This article appears in October Family magazine.
Mom wanted the best for you when she advised, “Don’t slouch; sit up tall.” Good posture can be empowering.
For students who have test anxiety, simply sitting up straight can positively affect their performance, according to a new study by researchers at San Francisco State University.
Posture can aid in performance for people who anticipate doing poorly or “blanking out” on a math exam or in other pursuits, such as speaking in public or playing sports or music, said Erik Peper, a professor of holistic health at San Francisco State.
If you change your posture you can change your presence, Peper said. If you stand tall, not only will others see you as empowered but you will perceive yourself to be empowered, too.
“Pay attention; shift your intention,” said Richard Harvey, associate professor of holistic health at San Francisco State.
About the study
As part of the small study, 125 college students were tested to see how well they could perform simple math — subtracting 7 from 843 sequentially for 15 seconds — while either slumped over or sitting up straight with shoulders back and relaxed. Fifty-six percent of the students reported finding it easier to perform the math in the upright position. The study was not a math ability test.

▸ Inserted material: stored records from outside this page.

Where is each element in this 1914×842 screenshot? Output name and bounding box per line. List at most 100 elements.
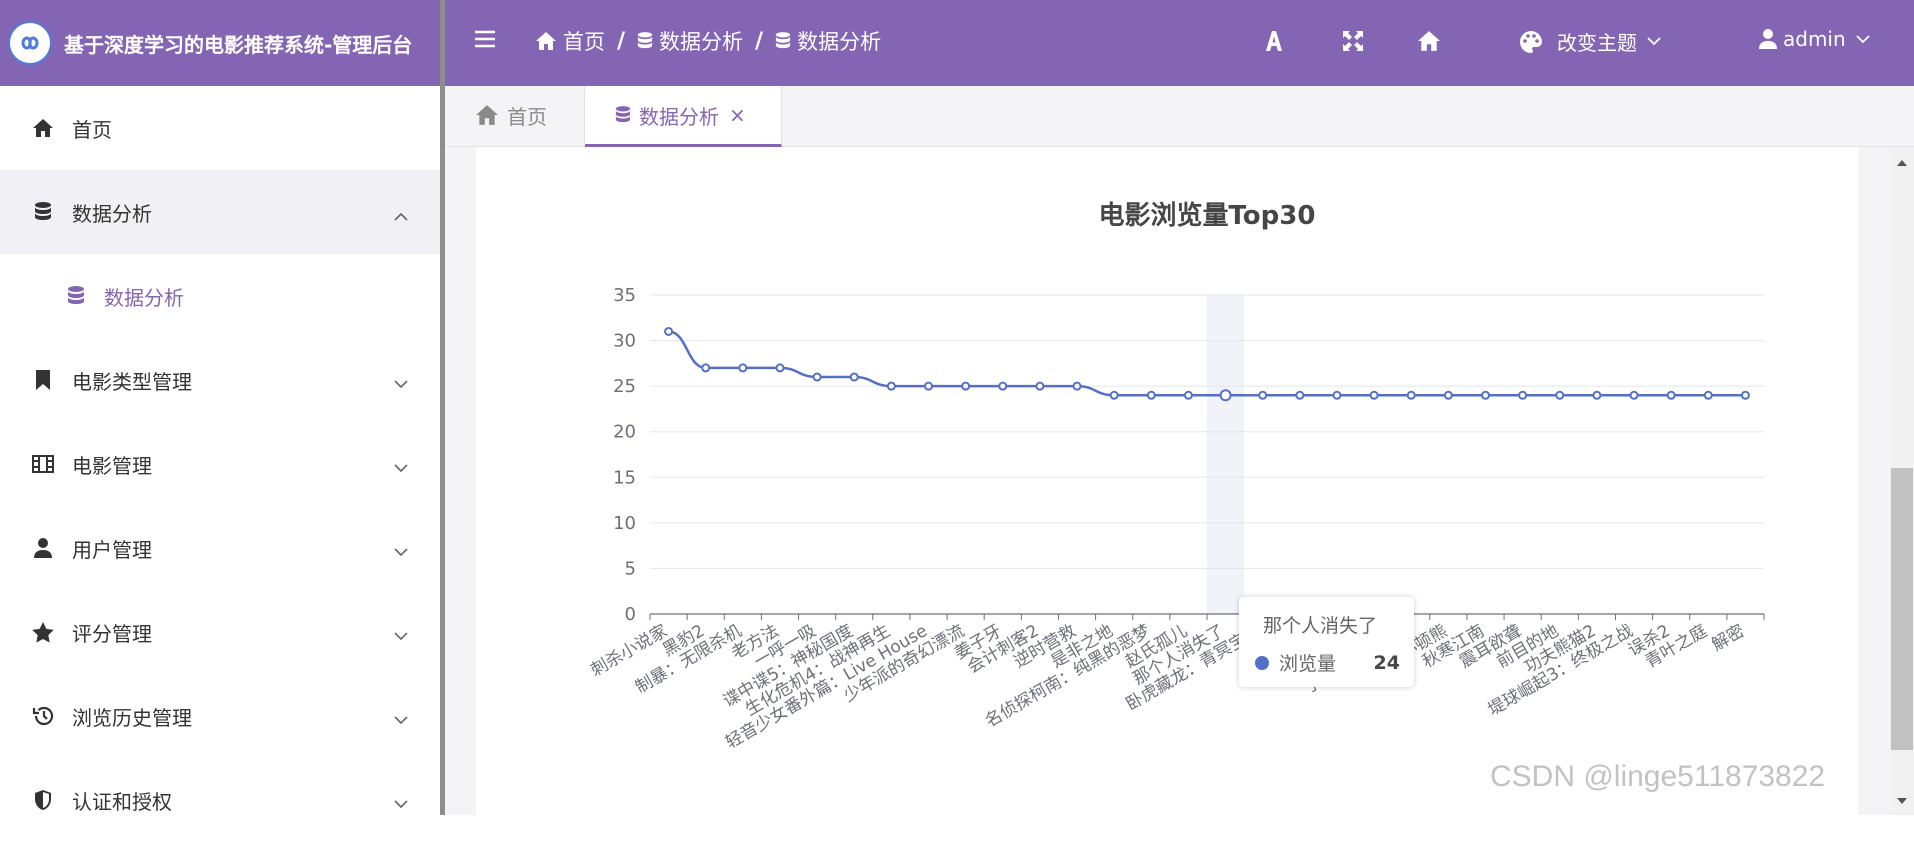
data-point [1219, 389, 1232, 402]
font-size-icon[interactable] [1263, 30, 1285, 56]
database-icon [64, 284, 88, 308]
sidebar-subitem-data-analysis[interactable]: 数据分析 [0, 254, 440, 338]
y-tick-label: 35 [613, 285, 636, 306]
data-point [1183, 390, 1193, 400]
sidebar-item-users[interactable]: 用户管理 [0, 506, 440, 590]
theme-label: 改变主题 [1557, 31, 1637, 55]
sidebar-item-auth[interactable]: 认证和授权 [0, 758, 440, 842]
y-tick-label: 10 [613, 513, 636, 534]
sidebar-item-label: 数据分析 [72, 201, 152, 226]
home-icon[interactable] [1416, 30, 1442, 56]
sidebar-item-label: 数据分析 [104, 285, 184, 310]
tooltip-series: 浏览量 [1279, 653, 1337, 675]
x-tick-label: 解密 [1708, 621, 1747, 655]
user-name: admin [1783, 27, 1846, 51]
data-point [1109, 390, 1119, 400]
data-point [664, 326, 674, 336]
sidebar-item-label: 电影管理 [72, 453, 152, 478]
data-point [812, 372, 822, 382]
y-tick-label: 0 [625, 604, 636, 625]
chevron-down-icon [1647, 37, 1661, 46]
database-icon [30, 199, 56, 225]
data-point [1629, 390, 1639, 400]
y-tick-label: 15 [613, 467, 636, 488]
sidebar-item-data-analysis[interactable]: 数据分析 [0, 170, 440, 254]
data-point [1035, 381, 1045, 391]
scrollbar-thumb[interactable] [1891, 468, 1913, 750]
user-icon [1759, 29, 1777, 49]
breadcrumb-data-analysis[interactable]: 数据分析 [637, 26, 743, 56]
bookmark-icon [30, 367, 56, 393]
data-point [849, 372, 859, 382]
database-icon [615, 106, 631, 123]
data-point [1443, 390, 1453, 400]
chevron-down-icon [394, 454, 408, 478]
menu-toggle-icon[interactable] [475, 30, 495, 52]
sidebar-item-movies[interactable]: 电影管理 [0, 422, 440, 506]
chevron-up-icon [394, 202, 408, 226]
sidebar-resize-handle[interactable] [440, 0, 445, 815]
sidebar-item-label: 用户管理 [72, 537, 152, 562]
chevron-down-icon [394, 370, 408, 394]
theme-switcher[interactable]: 改变主题 [1519, 27, 1661, 56]
tooltip-title: 那个人消失了 [1263, 615, 1378, 637]
data-point [1592, 390, 1602, 400]
user-icon [30, 535, 56, 561]
scroll-up-icon[interactable] [1896, 152, 1908, 171]
sidebar-item-ratings[interactable]: 评分管理 [0, 590, 440, 674]
tab-data-analysis[interactable]: 数据分析 × [585, 86, 782, 147]
tab-home[interactable]: 首页 [445, 86, 585, 144]
scroll-down-icon[interactable] [1896, 790, 1908, 809]
y-tick-label: 25 [613, 376, 636, 397]
breadcrumb-separator: / [617, 28, 626, 54]
chevron-down-icon [394, 706, 408, 730]
sidebar-item-home[interactable]: 首页 [0, 86, 440, 170]
breadcrumb-separator: / [755, 28, 764, 54]
y-tick-label: 30 [613, 331, 636, 352]
data-point [1258, 390, 1268, 400]
data-point [701, 363, 711, 373]
breadcrumb-current: 数据分析 [775, 26, 881, 56]
sidebar-item-label: 认证和授权 [72, 789, 172, 814]
breadcrumb-label: 首页 [563, 30, 605, 54]
sidebar-item-label: 电影类型管理 [72, 369, 192, 394]
breadcrumb-label: 数据分析 [659, 30, 744, 54]
breadcrumb: 首页 / 数据分析 / 数据分析 [535, 26, 881, 56]
database-icon [637, 32, 653, 49]
data-point [1740, 390, 1750, 400]
breadcrumb-home[interactable]: 首页 [535, 26, 605, 56]
data-point [1666, 390, 1676, 400]
data-point [738, 363, 748, 373]
line-chart[interactable]: 电影浏览量Top3005101520253035刺杀小说家黑豹2制暴：无限杀机老… [476, 147, 1858, 815]
chart-title: 电影浏览量Top30 [1099, 201, 1316, 231]
user-menu[interactable]: admin [1759, 27, 1870, 51]
logo-bar: 基于深度学习的电影推荐系统-管理后台 [0, 0, 440, 86]
hover-band [1207, 295, 1245, 614]
y-tick-label: 5 [625, 558, 636, 579]
star-icon [30, 619, 56, 645]
close-icon[interactable]: × [729, 103, 746, 127]
sidebar-item-label: 首页 [72, 117, 112, 142]
logo-icon [8, 21, 52, 65]
data-point [1072, 381, 1082, 391]
data-point [1295, 390, 1305, 400]
home-icon [30, 115, 56, 141]
data-point [1481, 390, 1490, 400]
app-title: 基于深度学习的电影推荐系统-管理后台 [64, 32, 413, 57]
tooltip-value: 24 [1373, 651, 1400, 674]
data-point [924, 381, 933, 391]
shield-icon [30, 787, 56, 813]
data-point [775, 363, 785, 373]
chart-tooltip: 那个人消失了 浏览量 24 [1239, 597, 1414, 687]
chevron-down-icon [394, 790, 408, 814]
sidebar-item-history[interactable]: 浏览历史管理 [0, 674, 440, 758]
data-point [886, 381, 896, 391]
sidebar-item-movie-type[interactable]: 电影类型管理 [0, 338, 440, 422]
fullscreen-icon[interactable] [1342, 30, 1364, 56]
data-point [1406, 390, 1416, 400]
chevron-down-icon [394, 622, 408, 646]
data-point [1703, 390, 1713, 400]
tab-bar: 首页 数据分析 × [445, 86, 1914, 147]
film-icon [30, 451, 56, 477]
series-marker [1255, 655, 1269, 670]
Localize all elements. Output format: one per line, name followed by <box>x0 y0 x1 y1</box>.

While many students feel anxious before tests, 32 percent report “severe test anxiety, fear of math and blanking out on exams while less than 10 percent report minimal test anxiety, fear of math and blanking out on exams,” Harvey said.
The upright head and erect posture only helps those who are anxious or fearful of blanking out, the study found. For the students in the study who reported the lowest test anxiety and math difficulty, there was no significant difference between slouched and erect positions in mental math performance. More importantly, students with the highest level of test anxiety rated the math task significantly more difficult in the slouched position, Peper said.
Assess your own posture
When a person feels defeated, exhausted or hopeless, he tends to slouch inward, bracing shoulders and curling in on himself, Harvey said. When a person feels optimistic or empowered he expands in space, getting taller, Peper said.

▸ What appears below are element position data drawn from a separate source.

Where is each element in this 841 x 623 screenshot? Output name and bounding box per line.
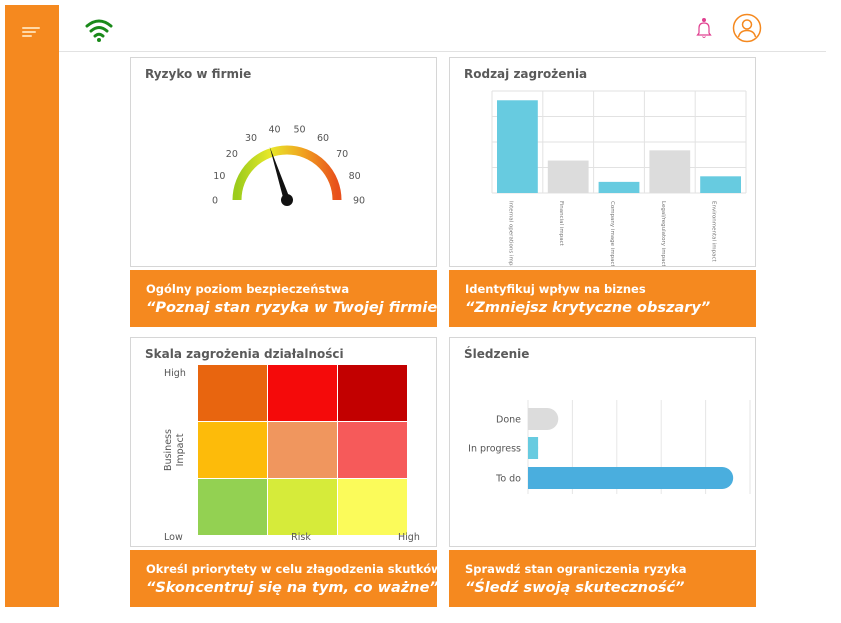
gauge-tick-label: 70: [336, 149, 348, 160]
gauge-tick-label: 60: [317, 133, 329, 144]
gauge-needle: [269, 146, 291, 201]
card-title: Śledzenie: [464, 347, 530, 361]
risk-gauge-card: Ryzyko w firmie 0 10 20 30 40 50 60 70 80 90: [130, 57, 437, 267]
wifi-icon: [85, 19, 113, 42]
matrix-cell: [198, 365, 267, 421]
sidebar: [5, 5, 59, 607]
y-tick-high: High: [164, 368, 186, 379]
matrix-cell: [338, 365, 407, 421]
progress-category-label: To do: [495, 474, 521, 485]
matrix-cell: [268, 365, 337, 421]
gauge-arc: [232, 145, 342, 201]
banner-tagline: “Zmniejsz krytyczne obszary”: [465, 300, 711, 316]
progress-bar-cap: [528, 437, 539, 459]
tracking-card: Śledzenie Done In progress To do: [449, 337, 756, 547]
banner-heading: Sprawdź stan ograniczenia ryzyka: [465, 562, 687, 576]
threat-type-chart: Internal operations impact Financial impa…: [491, 90, 747, 266]
banner-tagline: “Skoncentruj się na tym, co ważne”: [146, 580, 439, 596]
bar-category-label: Environmental impact: [711, 201, 717, 263]
risk-matrix-card: Skala zagrożenia działalności High Low Hig…: [130, 337, 437, 547]
bell-icon[interactable]: [696, 17, 712, 39]
progress-bar: [528, 467, 734, 489]
gauge-tick-label: 0: [212, 196, 218, 207]
x-tick-low: Low: [164, 532, 183, 543]
progress-category-label: In progress: [468, 444, 521, 455]
user-avatar-icon[interactable]: [732, 13, 762, 43]
gauge-tick-label: 90: [353, 196, 365, 207]
y-axis-label-line2: Impact: [175, 433, 186, 466]
bar-category-label: Internal operations impact: [507, 201, 513, 266]
bar: [547, 160, 589, 193]
risk-mitigation-banner[interactable]: Sprawdź stan ograniczenia ryzyka “Śledź …: [449, 550, 756, 607]
card-title: Ryzyko w firmie: [145, 67, 252, 81]
banner-heading: Identyfikuj wpływ na biznes: [465, 282, 646, 296]
bar-category-label: Company image impact: [609, 201, 615, 266]
matrix-cell: [338, 422, 407, 478]
bar: [700, 176, 741, 193]
banner-tagline: “Śledź swoją skuteczność”: [465, 580, 685, 596]
gauge-tick-label: 80: [349, 171, 361, 182]
matrix-cell: [198, 422, 267, 478]
bar: [497, 100, 538, 193]
matrix-cell: [198, 479, 267, 535]
x-axis-label: Risk: [291, 532, 311, 543]
card-title: Rodzaj zagrożenia: [464, 67, 588, 81]
bar: [598, 181, 640, 193]
security-level-banner[interactable]: Ogólny poziom bezpieczeństwa “Poznaj sta…: [130, 270, 447, 327]
banner-tagline: “Poznaj stan ryzyka w Twojej firmie”: [146, 300, 447, 316]
gauge-tick-label: 40: [268, 125, 280, 136]
gauge-needle-hub: [281, 194, 293, 206]
matrix-cell: [268, 479, 337, 535]
banner-heading: Określ priorytety w celu złagodzenia sku…: [146, 562, 442, 576]
gauge-tick-label: 50: [293, 125, 305, 136]
gauge-tick-label: 10: [213, 171, 225, 182]
matrix-cell: [338, 479, 407, 535]
top-bar: [59, 5, 826, 52]
y-axis-label-line1: Business: [163, 429, 174, 471]
card-title: Skala zagrożenia działalności: [145, 347, 344, 361]
bar-category-label: Financial impact: [558, 201, 564, 247]
risk-matrix-chart: High Low High Risk Business Impact: [163, 365, 420, 543]
progress-category-label: Done: [496, 415, 521, 426]
matrix-cell: [268, 422, 337, 478]
gauge-tick-label: 20: [226, 149, 238, 160]
threat-type-card: Rodzaj zagrożenia Internal operations im…: [449, 57, 756, 267]
progress-bar-cap: [528, 467, 539, 489]
x-tick-high: High: [398, 532, 420, 543]
priorities-banner[interactable]: Określ priorytety w celu złagodzenia sku…: [130, 550, 442, 607]
business-impact-banner[interactable]: Identyfikuj wpływ na biznes “Zmniejsz kr…: [449, 270, 756, 327]
bar: [649, 150, 691, 193]
tracking-chart: Done In progress To do: [468, 400, 751, 494]
gauge-tick-label: 30: [245, 133, 257, 144]
bar-category-label: Legal/regulatory impact: [660, 201, 666, 266]
banner-heading: Ogólny poziom bezpieczeństwa: [146, 282, 350, 296]
progress-bar-cap: [528, 408, 539, 430]
hamburger-icon[interactable]: [22, 25, 40, 39]
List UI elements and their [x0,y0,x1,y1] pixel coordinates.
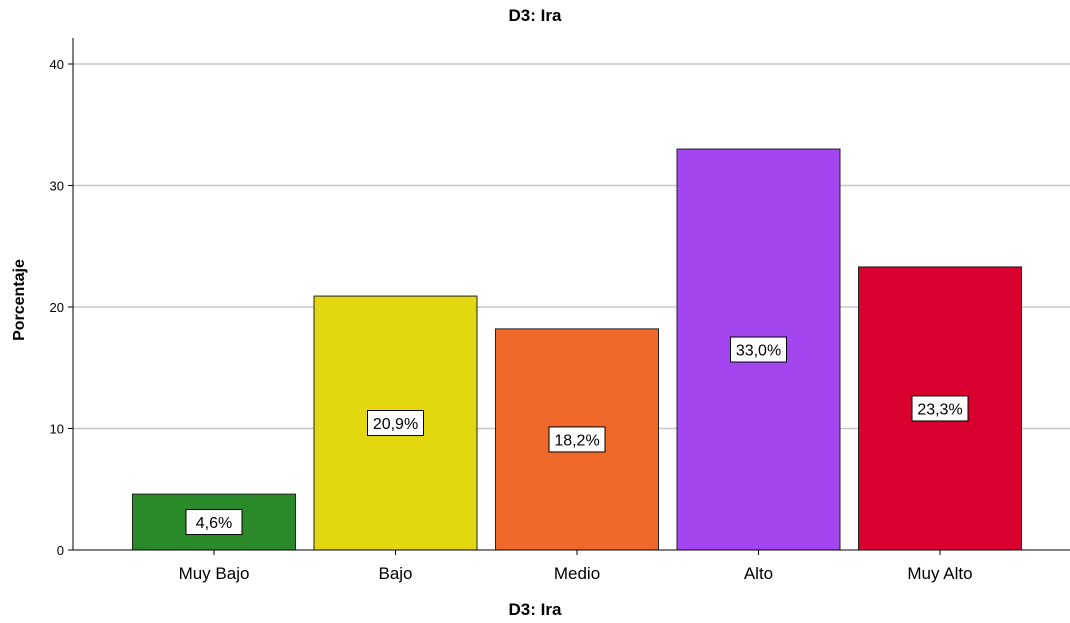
y-tick-label: 0 [57,543,64,558]
x-axis-categories: Muy Bajo Bajo Medio Alto Muy Alto [179,550,973,583]
y-tick-label: 40 [50,57,64,72]
data-label-box [367,410,424,437]
x-tick-label: Alto [744,564,773,583]
data-label: 23,3% [917,401,962,418]
data-label: 20,9% [373,416,418,433]
x-tick-label: Muy Bajo [179,564,250,583]
y-tick-label: 30 [50,179,64,194]
data-label-box [548,426,606,453]
y-tick-label: 20 [50,300,64,315]
x-tick-label: Medio [554,564,600,583]
data-label-box [911,395,969,422]
x-axis-label: D3: Ira [508,600,562,619]
data-label: 4,6% [196,515,232,532]
y-axis-ticks: 0 10 20 30 40 [50,57,73,558]
x-tick-label: Bajo [378,564,412,583]
data-label: 33,0% [736,343,781,360]
chart-title: D3: Ira [508,6,562,25]
y-tick-label: 10 [50,422,64,437]
data-label: 18,2% [554,432,599,449]
data-label-box [185,509,243,536]
bars: 4,6% 20,9% 18,2% 33,0% 23,3% [132,148,1022,551]
data-label-box [730,336,787,363]
x-tick-label: Muy Alto [907,564,972,583]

Thinking of it from an evolutionary angle, a slouched body position portrays that a person is feeling threatened, Harvey said. You’re reducing the width of the body from possible attack, he said.
Many people are unaware of how they carry themselves, especially as they walk around with mobile phones stuck to the sides of their heads, Harvey said. Their body position is sending a message to the brain. This defensive posture can trigger negative memories in both the body and the brain, Harvey said.
This positive posture approach can work for anyone who anticipates something will be difficult or challenging, Peper said.
Interested in changing your posture? Train yourself to stand up tall, Peper said. It sound easy, but it’s hard to change habits, Harvey said. If you slouch while sitting at the computer or while studying, adjust your workstation so the computer screen is at eye level. Invest in tech like Upright Go, a wearable device that vibrates whenever a person slouches.